There may be an issue with your refflat file. Could you share a few lines of the refflat file you are using?
This is the head of the refFlat.txt file that I am using
DDX11L1 rna0 chr1 + 11873 14409 14409 14409 3 11873,12612,13220, 12227,12721,14409,
WASH7P rna1 chr1 - 14361 29370 29370 29370 11 14361,14969,15795,16606,16857,17232,17605,17914,18267,24737,29320, 14829,15038,15947,16765,17055,17368,17742,18061,18366,24891,29370,
MIR6859-1 rna3 chr1 - 17368 17391 17391 17391 1 17368, 17391,
MIR6859-1 rna2 chr1 - 17368 17436 17436 17436 1 17368, 17436,
MIR6859-1 rna4 chr1 - 17408 17431 17431 17431 1 17408, 17431,
MIR1302-2 rna5 chr1 + 30365 30503 30503 30503 1 30365, 30503,
MIR1302-2 rna6 chr1 + 30437 30458 30458 30458 1 30437, 30458,
FAM138A rna7 chr1 - 34610 36081 36081 36081 3 34610,35276,35720, 35174,35481,36081,
OR4F5 NM_001005484.1 chr1 + 69090 70008 69090 70008 1 69090, 70008,
LOC101927589 rna9 chr1 - 120711 133748 133748 133748 3 120711,129054,133373, 120932,129223,133748,
The refflat itself looks fine, but I suspect it might not be read/processed properly by the program. It seems to run and produce some output, so the input bam and rRNA interval list don't look too suspicious at this point. There is a whitespace after I=
which gives a very slight uneasiness to me but again, since we have some metrics out of the alignment file, it should be okay.

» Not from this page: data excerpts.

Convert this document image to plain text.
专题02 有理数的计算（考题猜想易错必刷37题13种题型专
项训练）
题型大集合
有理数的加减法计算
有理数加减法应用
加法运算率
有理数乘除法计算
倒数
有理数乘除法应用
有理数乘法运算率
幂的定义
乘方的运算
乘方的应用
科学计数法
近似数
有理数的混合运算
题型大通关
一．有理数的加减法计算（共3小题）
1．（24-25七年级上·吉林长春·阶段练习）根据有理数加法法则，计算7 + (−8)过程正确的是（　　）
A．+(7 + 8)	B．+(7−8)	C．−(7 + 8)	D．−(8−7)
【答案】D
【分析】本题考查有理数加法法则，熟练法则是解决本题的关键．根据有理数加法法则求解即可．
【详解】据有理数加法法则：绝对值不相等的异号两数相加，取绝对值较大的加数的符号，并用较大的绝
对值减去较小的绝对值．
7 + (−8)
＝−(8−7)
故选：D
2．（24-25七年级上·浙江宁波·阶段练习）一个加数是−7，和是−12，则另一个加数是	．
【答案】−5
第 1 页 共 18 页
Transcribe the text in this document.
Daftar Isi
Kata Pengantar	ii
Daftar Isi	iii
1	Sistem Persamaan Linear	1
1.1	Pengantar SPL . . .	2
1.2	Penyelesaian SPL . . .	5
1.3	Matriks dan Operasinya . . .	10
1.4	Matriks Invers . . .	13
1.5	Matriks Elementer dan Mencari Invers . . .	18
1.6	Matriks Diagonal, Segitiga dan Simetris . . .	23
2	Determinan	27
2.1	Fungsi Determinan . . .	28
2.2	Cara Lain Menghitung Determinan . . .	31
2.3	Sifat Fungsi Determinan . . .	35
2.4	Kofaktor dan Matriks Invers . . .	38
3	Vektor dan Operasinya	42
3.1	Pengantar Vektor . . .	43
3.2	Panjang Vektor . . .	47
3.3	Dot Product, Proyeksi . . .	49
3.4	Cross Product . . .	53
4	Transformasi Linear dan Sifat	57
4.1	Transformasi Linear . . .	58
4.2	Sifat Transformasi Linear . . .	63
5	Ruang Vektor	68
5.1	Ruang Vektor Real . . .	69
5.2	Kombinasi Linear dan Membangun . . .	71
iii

Given that PF_ALIGNED_BASES
, RIBOSOMAL_BASES
, and INTERGENIC_BASES
are reported (as non-zero values) and the default label of a base not overlapping with rRNA or a gene is intergenic, the most likely culprit is still the refflat file. It looks like the path to the refflat contains some whitespaces, so might be worth checking this out. Could you copy the file locally to something like "test_refflat.txt" and try again? If this also fails, looking at the program log and the full header from the metric output file might also help.
Most likely issue is that the refflat is somehow malformed (whitespace, etc.) or there is an issue reading it due to path, etc. Closing for now, reopen if user has updates.